I wear a necklace, cause I wanna know when I'm upside down. -- Mitch Hedberg
For the first time in my adult life, I have managed to do a forward roll. In the water. Near the wall of the pool. And it kinda sorta almost looked like a flip turn. Yeah me!
When I was little, I did gymnastics. My mom had me take classes and my dad built me a low wooden balance beam that I played with in the back yard. I had gymnastics books and watched gymnastics on TV. I was never very good - I managed to get to a one-handed cartwheel. I tried an aerial cartwheel a couple times, but mostly landed on my head. I never managed a walkover or flip. And definitely, I was better at tumbling than at any of the apparatus events. I wasn't fast enough for the vault, strong enough for the bars, or coordinated enough for the beam. But I did love to tumble.

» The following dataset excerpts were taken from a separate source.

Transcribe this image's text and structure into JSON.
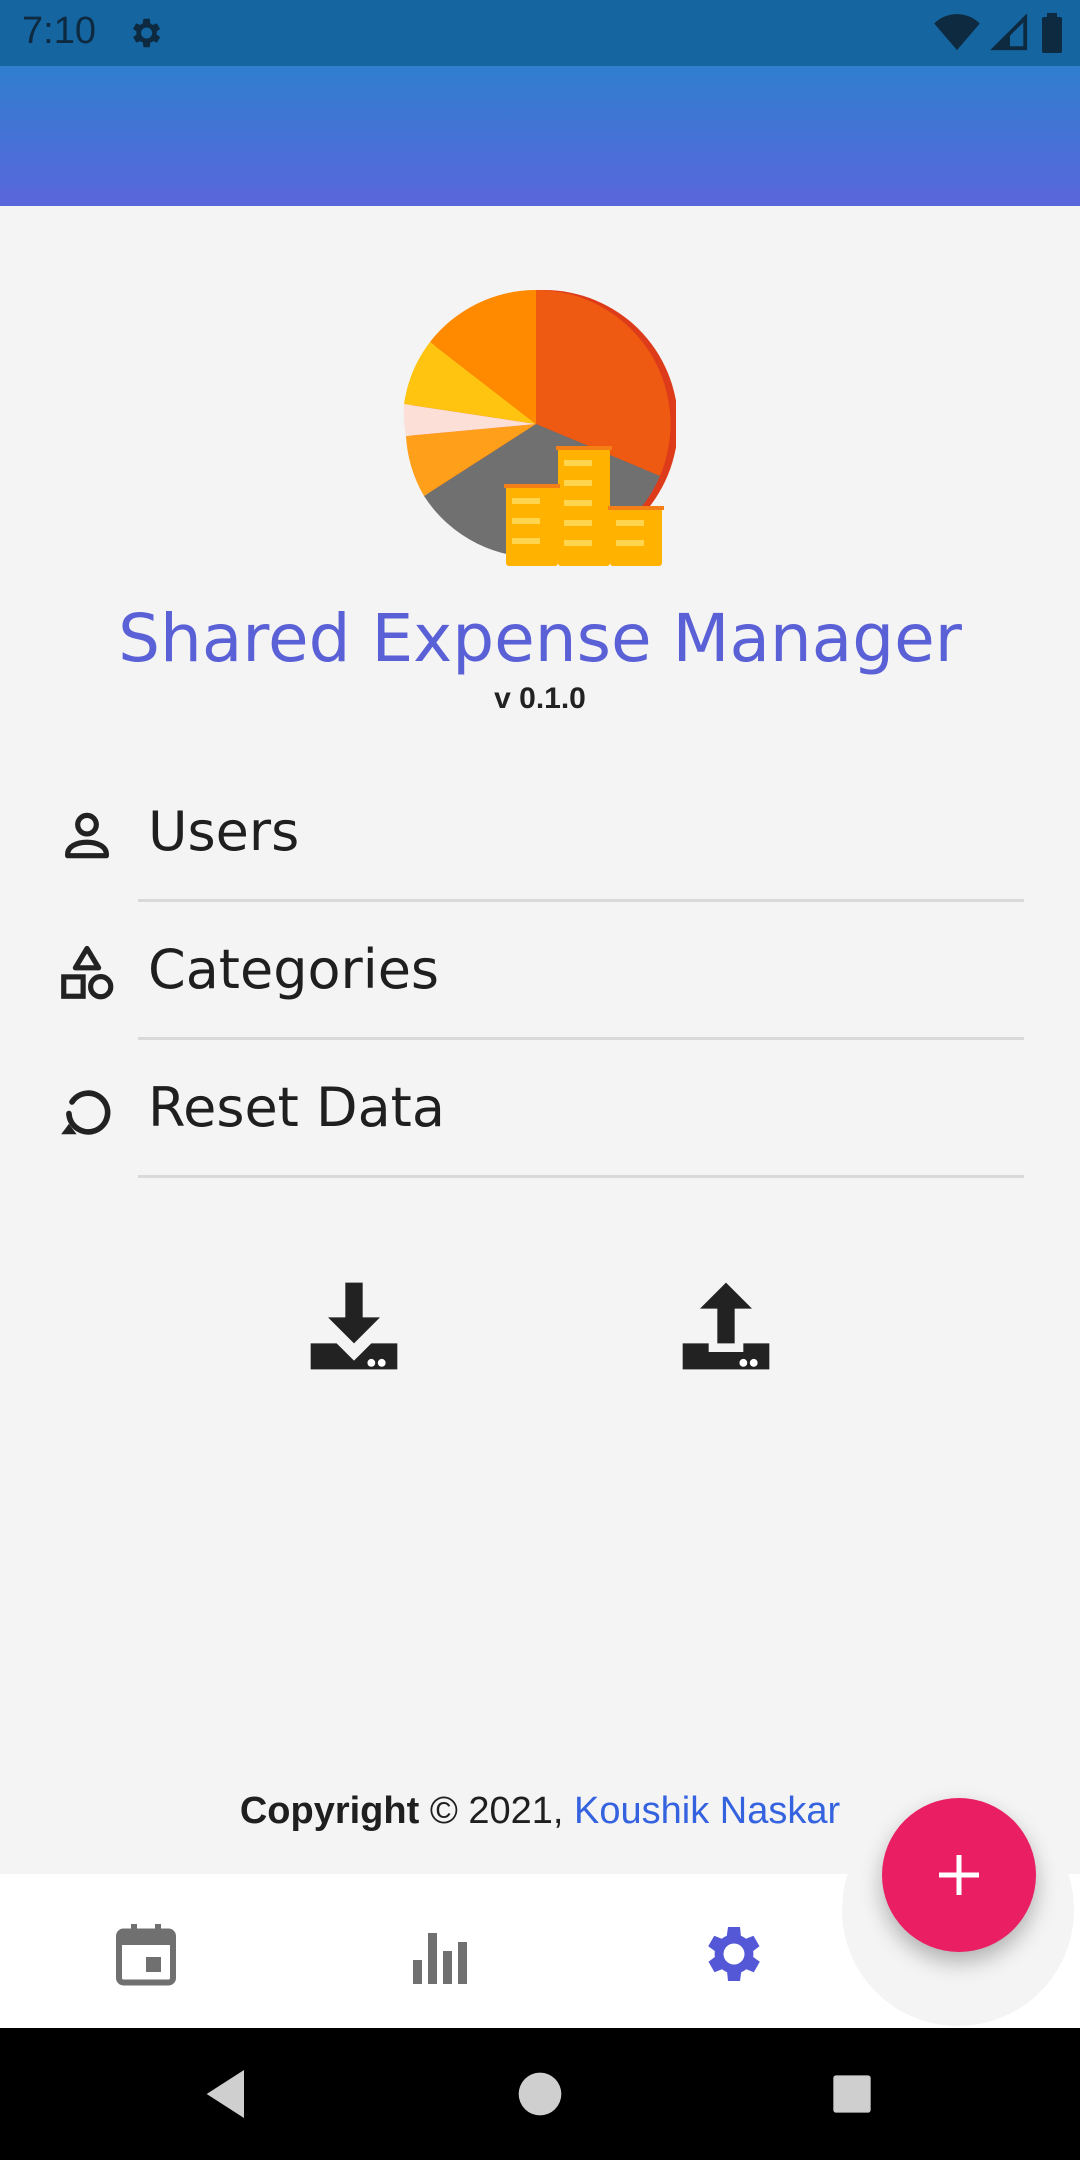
{
  "status_bar": {
    "time": "7:10",
    "settings_icon": "gear-icon"
  },
  "app": {
    "title": "Shared Expense Manager",
    "version": "v 0.1.0"
  },
  "menu": [
    {
      "label": "Users",
      "icon": "person-icon"
    },
    {
      "label": "Categories",
      "icon": "shapes-icon"
    },
    {
      "label": "Reset Data",
      "icon": "restore-icon"
    }
  ],
  "actions": {
    "import_icon": "download-icon",
    "export_icon": "upload-icon"
  },
  "footer": {
    "copyright_label": "Copyright",
    "copyright_rest": "© 2021, ",
    "author": "Koushik Naskar"
  },
  "bottom_nav": [
    {
      "name": "calendar",
      "icon": "calendar-icon"
    },
    {
      "name": "stats",
      "icon": "bar-chart-icon"
    },
    {
      "name": "settings",
      "icon": "settings-icon",
      "active": true
    }
  ],
  "fab": {
    "icon": "plus-icon"
  },
  "colors": {
    "accent": "#5a60d6",
    "fab": "#e91e63",
    "active_nav": "#5558d6",
    "link": "#3563e0"
  }
}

Sometime after 8th grade, however, I lost the ability to flip my legs move over my head. I did a couple cartwheels as an adult to prove to my daughters I could, but it made my wrists hurt. But you weren't going to find me doing forward rolls, or backward rolls, or straddle rolls, or anything of the sort. It made me a little dizzy. Or a lot of dizzy.

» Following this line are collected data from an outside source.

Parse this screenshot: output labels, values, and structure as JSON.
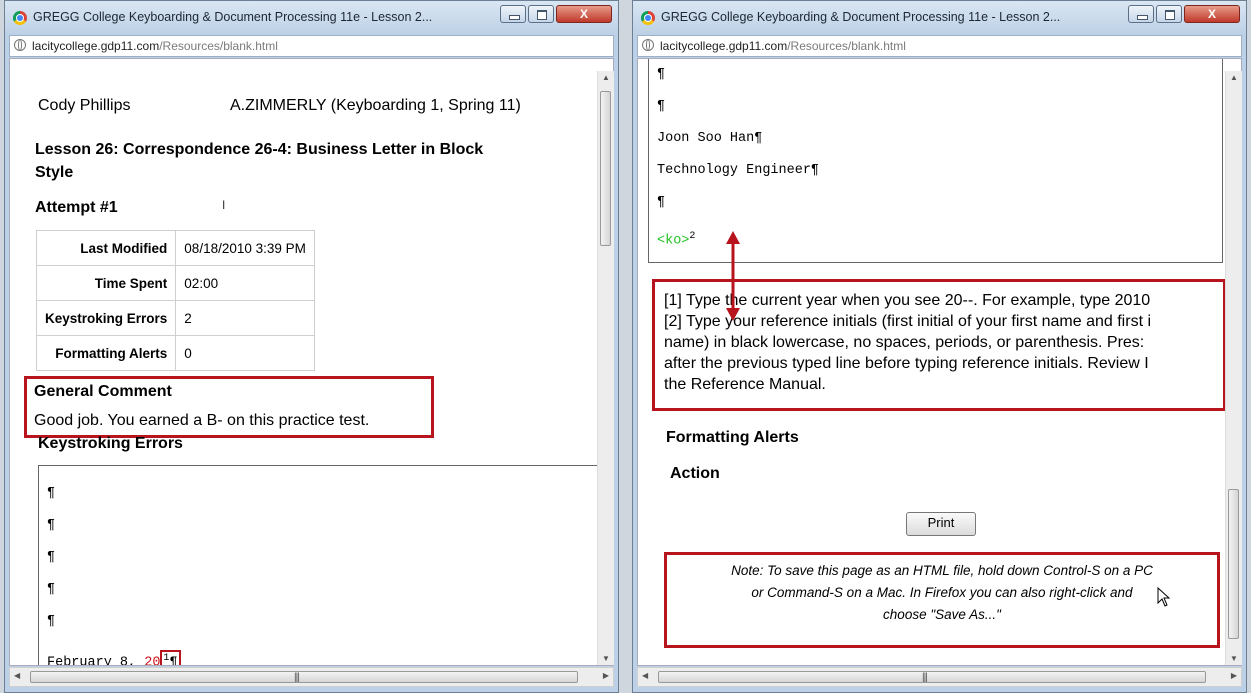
{
  "window_title": "GREGG College Keyboarding & Document Processing 11e - Lesson 2...",
  "window_controls": {
    "close": "X"
  },
  "url": {
    "host": "lacitycollege.gdp11.com",
    "path": "/Resources/blank.html"
  },
  "left": {
    "student_name": "Cody Phillips",
    "instructor": "A.ZIMMERLY (Keyboarding 1, Spring 11)",
    "lesson_title_line1": "Lesson 26: Correspondence 26-4: Business Letter in Block",
    "lesson_title_line2": "Style",
    "attempt": "Attempt #1",
    "meta": [
      {
        "label": "Last Modified",
        "value": "08/18/2010 3:39 PM"
      },
      {
        "label": "Time Spent",
        "value": "02:00"
      },
      {
        "label": "Keystroking Errors",
        "value": "2"
      },
      {
        "label": "Formatting Alerts",
        "value": "0"
      }
    ],
    "general_comment_heading": "General Comment",
    "general_comment_text": "Good job. You earned a B- on this practice test.",
    "keystroking_heading": "Keystroking Errors",
    "doc_lines": [
      "¶",
      "¶",
      "¶",
      "¶",
      "¶"
    ],
    "date_line": {
      "text": "February 8, ",
      "error": "20",
      "marker": "1",
      "pilcrow": "¶"
    }
  },
  "right": {
    "doc_lines": [
      "¶",
      "¶",
      "Joon Soo Han¶",
      "Technology Engineer¶",
      "¶"
    ],
    "ko": {
      "text": "<ko>",
      "marker": "2"
    },
    "footnotes": [
      "[1] Type the current year when you see 20--. For example, type 2010",
      "[2] Type your reference initials (first initial of your first name and first i",
      "name) in black lowercase, no spaces, periods, or parenthesis. Pres:",
      "after the previous typed line before typing reference initials. Review I",
      "the Reference Manual."
    ],
    "formatting_alerts_heading": "Formatting Alerts",
    "action_heading": "Action",
    "print_label": "Print",
    "note_lines": [
      "Note: To save this page as an HTML file, hold down Control-S on a PC",
      "or Command-S on a Mac. In Firefox you can also right-click and",
      "choose \"Save As...\""
    ]
  },
  "colors": {
    "error_red": "#d0101a",
    "box_red": "#b8141e",
    "ko_green": "#22c322"
  }
}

So when the Master's program Facebook page announced that last night was going to be flip turn night, I almost considered not going. I wanted to learn how to do flip turns, but everytime I tried to do them, I just managed to spin around in the water and swallow half the pool. There was no flip, just turn.
I went to masters. The first many times we tried flipping, I turned. No legs over. Ended up facing the wrong way. Nothing attractive or useful about it. But then we tried a couple times with toys -- noodles first, the pull buoys, and all of a sudden, I was able to do it! I can flip! Then the big test, flipping without toys. Umm. Not so much the first kajillion tries. But eventually I figured it out and by the end of Masters, I had actually done a couple of flip turns. And even close enough to the wall to push off, although I generally managed to push off too high, meaning I was pushing myself WAY underwater (like 7 feet under) and had a really hard time getting back to the surface...but I did it. Between that and learning (and I should add air quotes to "learning") to do butterfly, I almost (ALMOST) feel like a real swimmer. Now I just need to learn breast stroke. And practice. Practice. Practice.